1881 HISTORY OF SANGAMON COUNTY, ILLINOIS
Inter-State Publishing Company
Chicago, Illinois, 1881



Page 513

THOMAS H. CAMPBELL was a native of Pennsylvania, and is of Irish descent, his father, William Campbell, being born in the northern part of Ireland, and emigrating to America the beginning of the present century. Thomas H. was born May 21, 1815. In his youth, he emigrated to Illinois, and settled in Randolph county, and subsequently moved to Perry county, in the same State. Mr. Campbell was united in marriage with Catherine E. McDougall, in Jacksonville, Illinois, October 25, 1845. Four children were born unto them - Jeannette H., Thomas H., James W., and Treat. The daughter died. Thomas H. Campbell died in Springfield, Saturday, November 22, 1862, and was buried on Monday following, from St. Paul's Episcopal Church, of which he had long been a member.

For many years, Mr. Campbell had been afflicted with an asthmatic affection, and during the year previous to his death he suffered greatly from it. He had for some time been in Washington, where he was engaged in business for the State, but was compelled to return home, on account of his illness.

In 1842, Mr. Campbell was called into the office of Auditor of State, as Chief Clerk, under General Shields, then Auditor.
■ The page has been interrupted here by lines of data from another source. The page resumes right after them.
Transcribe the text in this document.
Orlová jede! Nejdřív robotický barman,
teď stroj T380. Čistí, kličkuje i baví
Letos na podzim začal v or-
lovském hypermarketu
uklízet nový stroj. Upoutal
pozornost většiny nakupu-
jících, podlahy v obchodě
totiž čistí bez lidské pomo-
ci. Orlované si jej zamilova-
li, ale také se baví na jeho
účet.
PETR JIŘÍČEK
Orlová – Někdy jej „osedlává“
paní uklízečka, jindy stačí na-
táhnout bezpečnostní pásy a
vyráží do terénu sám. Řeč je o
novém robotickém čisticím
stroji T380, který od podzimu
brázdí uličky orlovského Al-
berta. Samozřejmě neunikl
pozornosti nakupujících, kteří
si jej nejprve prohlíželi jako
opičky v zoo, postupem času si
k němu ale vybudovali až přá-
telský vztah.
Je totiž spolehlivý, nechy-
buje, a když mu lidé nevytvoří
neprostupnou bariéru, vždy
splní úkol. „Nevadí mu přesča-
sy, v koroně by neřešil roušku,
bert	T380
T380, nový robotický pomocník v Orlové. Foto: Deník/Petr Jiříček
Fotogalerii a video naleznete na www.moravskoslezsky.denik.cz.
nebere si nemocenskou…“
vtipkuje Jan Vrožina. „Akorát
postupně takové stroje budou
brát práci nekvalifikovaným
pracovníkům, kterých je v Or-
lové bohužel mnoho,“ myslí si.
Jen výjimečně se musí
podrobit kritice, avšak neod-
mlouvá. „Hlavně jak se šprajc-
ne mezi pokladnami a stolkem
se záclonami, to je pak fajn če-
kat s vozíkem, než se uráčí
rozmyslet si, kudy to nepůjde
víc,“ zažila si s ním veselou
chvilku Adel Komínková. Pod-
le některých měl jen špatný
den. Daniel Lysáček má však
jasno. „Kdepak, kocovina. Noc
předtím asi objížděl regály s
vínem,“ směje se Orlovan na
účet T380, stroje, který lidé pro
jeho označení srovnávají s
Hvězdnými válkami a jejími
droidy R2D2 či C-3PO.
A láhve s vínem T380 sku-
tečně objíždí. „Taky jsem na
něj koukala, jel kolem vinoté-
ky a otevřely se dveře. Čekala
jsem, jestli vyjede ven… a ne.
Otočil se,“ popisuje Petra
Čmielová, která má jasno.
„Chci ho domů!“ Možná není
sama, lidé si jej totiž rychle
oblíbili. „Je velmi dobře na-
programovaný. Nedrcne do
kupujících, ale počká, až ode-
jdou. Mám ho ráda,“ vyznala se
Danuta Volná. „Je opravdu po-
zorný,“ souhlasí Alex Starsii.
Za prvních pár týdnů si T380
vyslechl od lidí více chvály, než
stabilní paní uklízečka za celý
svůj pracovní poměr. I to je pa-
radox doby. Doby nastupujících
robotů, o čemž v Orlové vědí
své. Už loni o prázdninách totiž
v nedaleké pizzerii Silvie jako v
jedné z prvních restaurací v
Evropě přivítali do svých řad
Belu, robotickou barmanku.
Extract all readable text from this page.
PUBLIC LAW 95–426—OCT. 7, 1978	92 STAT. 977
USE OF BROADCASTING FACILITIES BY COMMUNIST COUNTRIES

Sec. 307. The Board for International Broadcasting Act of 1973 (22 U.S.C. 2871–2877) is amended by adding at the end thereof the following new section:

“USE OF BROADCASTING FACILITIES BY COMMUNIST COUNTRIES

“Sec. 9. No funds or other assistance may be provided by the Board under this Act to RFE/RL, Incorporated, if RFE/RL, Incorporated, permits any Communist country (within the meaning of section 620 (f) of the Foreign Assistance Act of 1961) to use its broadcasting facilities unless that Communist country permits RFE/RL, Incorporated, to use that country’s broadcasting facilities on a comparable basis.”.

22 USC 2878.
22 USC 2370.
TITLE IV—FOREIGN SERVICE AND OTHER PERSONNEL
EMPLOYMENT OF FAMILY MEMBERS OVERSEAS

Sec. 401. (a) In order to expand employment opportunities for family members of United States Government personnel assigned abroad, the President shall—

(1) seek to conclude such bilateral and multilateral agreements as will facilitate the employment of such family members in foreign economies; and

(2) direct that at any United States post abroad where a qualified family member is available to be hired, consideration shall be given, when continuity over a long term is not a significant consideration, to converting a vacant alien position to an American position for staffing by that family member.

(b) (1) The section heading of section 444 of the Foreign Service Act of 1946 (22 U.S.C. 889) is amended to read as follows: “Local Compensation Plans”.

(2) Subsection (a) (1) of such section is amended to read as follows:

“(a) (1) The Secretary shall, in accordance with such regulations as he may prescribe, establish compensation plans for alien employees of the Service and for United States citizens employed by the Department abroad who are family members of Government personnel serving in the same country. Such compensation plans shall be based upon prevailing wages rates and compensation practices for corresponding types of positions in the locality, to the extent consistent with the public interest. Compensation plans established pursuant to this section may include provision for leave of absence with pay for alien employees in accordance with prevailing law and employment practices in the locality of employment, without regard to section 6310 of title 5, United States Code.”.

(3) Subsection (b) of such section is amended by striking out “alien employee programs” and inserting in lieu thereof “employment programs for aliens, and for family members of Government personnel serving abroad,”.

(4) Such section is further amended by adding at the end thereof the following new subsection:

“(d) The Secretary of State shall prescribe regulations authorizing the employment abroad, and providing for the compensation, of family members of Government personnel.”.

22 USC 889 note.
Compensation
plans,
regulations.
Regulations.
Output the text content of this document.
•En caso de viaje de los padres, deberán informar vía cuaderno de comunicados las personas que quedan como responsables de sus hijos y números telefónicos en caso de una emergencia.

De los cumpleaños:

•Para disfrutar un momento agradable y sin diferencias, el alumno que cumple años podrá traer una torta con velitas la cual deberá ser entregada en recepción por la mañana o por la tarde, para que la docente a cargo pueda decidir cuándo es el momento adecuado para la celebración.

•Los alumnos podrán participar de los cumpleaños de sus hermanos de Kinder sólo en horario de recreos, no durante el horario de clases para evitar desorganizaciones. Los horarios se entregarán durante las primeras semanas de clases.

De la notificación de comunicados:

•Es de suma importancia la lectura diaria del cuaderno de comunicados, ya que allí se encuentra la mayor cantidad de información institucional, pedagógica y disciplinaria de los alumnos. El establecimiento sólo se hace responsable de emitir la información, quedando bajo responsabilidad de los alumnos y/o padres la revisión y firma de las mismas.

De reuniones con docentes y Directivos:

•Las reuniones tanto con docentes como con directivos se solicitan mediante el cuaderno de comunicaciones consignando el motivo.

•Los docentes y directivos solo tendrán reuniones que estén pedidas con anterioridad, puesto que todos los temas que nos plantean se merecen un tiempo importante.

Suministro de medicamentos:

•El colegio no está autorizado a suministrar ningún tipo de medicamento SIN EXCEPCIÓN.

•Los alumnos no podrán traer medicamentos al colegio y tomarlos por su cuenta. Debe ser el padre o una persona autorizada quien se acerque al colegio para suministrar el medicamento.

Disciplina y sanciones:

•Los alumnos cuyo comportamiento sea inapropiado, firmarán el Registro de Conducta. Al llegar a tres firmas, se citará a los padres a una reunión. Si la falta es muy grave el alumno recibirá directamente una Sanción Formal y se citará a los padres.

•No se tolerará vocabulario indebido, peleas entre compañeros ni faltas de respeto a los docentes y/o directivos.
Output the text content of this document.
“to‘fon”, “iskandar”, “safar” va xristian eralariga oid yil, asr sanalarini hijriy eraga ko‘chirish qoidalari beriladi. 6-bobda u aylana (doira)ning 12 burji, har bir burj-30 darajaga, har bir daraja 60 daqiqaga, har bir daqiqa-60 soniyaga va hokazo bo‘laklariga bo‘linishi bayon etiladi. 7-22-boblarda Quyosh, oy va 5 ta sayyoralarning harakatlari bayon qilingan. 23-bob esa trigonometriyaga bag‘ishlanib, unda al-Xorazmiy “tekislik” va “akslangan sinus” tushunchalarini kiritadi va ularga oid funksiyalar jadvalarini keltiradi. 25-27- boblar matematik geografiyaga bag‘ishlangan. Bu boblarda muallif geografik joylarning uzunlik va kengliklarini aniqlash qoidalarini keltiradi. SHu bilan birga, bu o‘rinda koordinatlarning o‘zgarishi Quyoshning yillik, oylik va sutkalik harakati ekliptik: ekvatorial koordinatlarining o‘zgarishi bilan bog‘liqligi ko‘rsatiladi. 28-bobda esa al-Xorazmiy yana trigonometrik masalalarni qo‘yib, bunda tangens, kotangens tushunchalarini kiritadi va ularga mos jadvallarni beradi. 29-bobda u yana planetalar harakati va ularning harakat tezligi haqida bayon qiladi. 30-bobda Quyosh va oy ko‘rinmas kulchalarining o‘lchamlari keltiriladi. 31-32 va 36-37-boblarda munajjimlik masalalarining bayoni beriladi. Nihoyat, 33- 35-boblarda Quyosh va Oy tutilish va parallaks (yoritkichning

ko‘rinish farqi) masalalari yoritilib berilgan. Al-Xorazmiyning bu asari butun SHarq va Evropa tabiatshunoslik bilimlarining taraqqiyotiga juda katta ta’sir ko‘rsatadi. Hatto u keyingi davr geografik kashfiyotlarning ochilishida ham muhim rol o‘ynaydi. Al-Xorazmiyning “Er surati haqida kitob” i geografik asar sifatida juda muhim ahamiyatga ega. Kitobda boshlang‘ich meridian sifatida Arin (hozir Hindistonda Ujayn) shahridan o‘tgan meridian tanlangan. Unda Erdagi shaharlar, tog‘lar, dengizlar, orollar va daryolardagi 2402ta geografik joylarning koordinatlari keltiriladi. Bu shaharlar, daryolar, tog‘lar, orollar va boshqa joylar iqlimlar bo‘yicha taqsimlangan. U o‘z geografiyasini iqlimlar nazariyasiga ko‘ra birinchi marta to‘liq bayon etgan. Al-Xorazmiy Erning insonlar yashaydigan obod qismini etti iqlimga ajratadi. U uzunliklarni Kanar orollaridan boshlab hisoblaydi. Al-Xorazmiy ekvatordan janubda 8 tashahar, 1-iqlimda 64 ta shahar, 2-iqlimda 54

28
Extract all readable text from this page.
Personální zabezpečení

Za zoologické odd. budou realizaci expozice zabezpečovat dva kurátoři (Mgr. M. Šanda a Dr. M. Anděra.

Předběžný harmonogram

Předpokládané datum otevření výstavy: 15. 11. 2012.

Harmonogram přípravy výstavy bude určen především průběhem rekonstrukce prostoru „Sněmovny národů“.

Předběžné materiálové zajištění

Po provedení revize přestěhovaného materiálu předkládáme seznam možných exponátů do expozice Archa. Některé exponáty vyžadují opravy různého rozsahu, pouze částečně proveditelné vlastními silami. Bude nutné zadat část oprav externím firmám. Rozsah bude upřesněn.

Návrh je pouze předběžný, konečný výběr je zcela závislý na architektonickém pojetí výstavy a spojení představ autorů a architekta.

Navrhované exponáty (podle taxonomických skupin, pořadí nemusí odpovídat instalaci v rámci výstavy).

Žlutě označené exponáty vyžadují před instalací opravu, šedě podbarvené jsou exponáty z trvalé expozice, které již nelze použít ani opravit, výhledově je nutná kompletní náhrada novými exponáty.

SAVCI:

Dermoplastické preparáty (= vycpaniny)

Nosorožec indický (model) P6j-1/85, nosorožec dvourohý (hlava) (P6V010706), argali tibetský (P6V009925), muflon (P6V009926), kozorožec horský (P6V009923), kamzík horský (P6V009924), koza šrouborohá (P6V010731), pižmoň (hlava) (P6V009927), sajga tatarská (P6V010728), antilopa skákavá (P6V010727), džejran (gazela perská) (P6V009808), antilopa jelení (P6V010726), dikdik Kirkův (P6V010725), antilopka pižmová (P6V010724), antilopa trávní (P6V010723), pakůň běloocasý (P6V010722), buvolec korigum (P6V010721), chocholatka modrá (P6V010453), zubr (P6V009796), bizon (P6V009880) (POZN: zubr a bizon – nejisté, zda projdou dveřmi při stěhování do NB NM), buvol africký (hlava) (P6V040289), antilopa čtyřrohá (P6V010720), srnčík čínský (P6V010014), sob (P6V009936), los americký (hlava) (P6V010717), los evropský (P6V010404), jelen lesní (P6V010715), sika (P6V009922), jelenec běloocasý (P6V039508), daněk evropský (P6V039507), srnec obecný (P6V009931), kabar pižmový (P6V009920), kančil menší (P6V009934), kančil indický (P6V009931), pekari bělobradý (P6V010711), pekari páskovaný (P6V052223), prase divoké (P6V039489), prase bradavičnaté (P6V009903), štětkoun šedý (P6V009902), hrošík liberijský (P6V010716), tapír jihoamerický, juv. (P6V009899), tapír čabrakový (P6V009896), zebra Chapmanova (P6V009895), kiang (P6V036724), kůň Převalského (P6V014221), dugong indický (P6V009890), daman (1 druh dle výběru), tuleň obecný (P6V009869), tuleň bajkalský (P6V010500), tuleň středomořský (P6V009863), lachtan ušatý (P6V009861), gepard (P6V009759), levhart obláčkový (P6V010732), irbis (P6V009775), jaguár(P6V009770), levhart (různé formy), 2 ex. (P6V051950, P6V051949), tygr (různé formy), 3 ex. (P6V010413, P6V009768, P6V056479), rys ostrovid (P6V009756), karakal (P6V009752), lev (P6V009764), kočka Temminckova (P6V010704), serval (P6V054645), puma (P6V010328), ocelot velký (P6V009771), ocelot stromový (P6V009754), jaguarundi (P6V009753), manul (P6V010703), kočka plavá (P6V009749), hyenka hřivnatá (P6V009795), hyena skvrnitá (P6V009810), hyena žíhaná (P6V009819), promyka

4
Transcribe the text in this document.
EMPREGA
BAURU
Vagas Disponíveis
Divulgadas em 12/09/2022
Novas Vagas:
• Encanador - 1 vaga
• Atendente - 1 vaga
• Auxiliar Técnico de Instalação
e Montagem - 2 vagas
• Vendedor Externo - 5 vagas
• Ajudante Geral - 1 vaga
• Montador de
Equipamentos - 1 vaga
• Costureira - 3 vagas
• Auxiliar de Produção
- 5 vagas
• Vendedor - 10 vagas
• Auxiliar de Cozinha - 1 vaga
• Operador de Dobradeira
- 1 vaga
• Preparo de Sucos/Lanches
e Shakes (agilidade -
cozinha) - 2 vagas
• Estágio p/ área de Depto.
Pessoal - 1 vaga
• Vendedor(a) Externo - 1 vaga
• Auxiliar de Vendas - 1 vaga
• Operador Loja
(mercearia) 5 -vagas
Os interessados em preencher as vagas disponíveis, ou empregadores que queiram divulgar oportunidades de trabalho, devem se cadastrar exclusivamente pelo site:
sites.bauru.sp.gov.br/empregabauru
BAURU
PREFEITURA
He continued in that position under General Ewing, upon whose death Mr. Campbell was appointed Auditor by Governor Ford. The succeeding legislature, in 1846, elected Mr. Campbell to the office, and in 1848, when it was made elective by the people, he was again chosen, and again in 1852, holding the position until January, 1857, eleven years, during which period of official duty he won the confidence, respect, and esteem of the people of the entire State, for his unbending integrity of character, and the marked ability with which he performed his public duties. Indeed, he obtained a commanding reputation, through his official intercourse with the authorities of other States, throughout the country, for his administrative talent in the particular line of official duty which, for so long a time, devolved upon him. His name was a synonym for promptness, systematic exactness, and unbending integrity of purpose.

What Azariah Flagg has ever been in New York, Thomas Campbell has been in Illinois. Because of these qualifications he was selected by the present State authorities to adjust, with the General Government, the vast and complicated accounts of the State, growing out of the Illinois war expenditures; and for nearly a year past he has been engaged in the service, but was compelled to leave it and return home, because of his increasing ill health. To him more than to all others, is due the credit of getting our State accounts with the government into their present favorable condition. In his social relations Mr. Campbell possessed the esteem of all.

Though an earnest, consistent, radical Democrat, his genial nature, his courteous deportment and his acknowledged integrity, ever stood a bar to acrimonious relations with political opponents, in public or private station. the good man and true, the breath of aspersion never fell on him. All acknowledged his public and private worth, all esteemed him for his many virtues, and all mourn his demise as a heavy loss to society.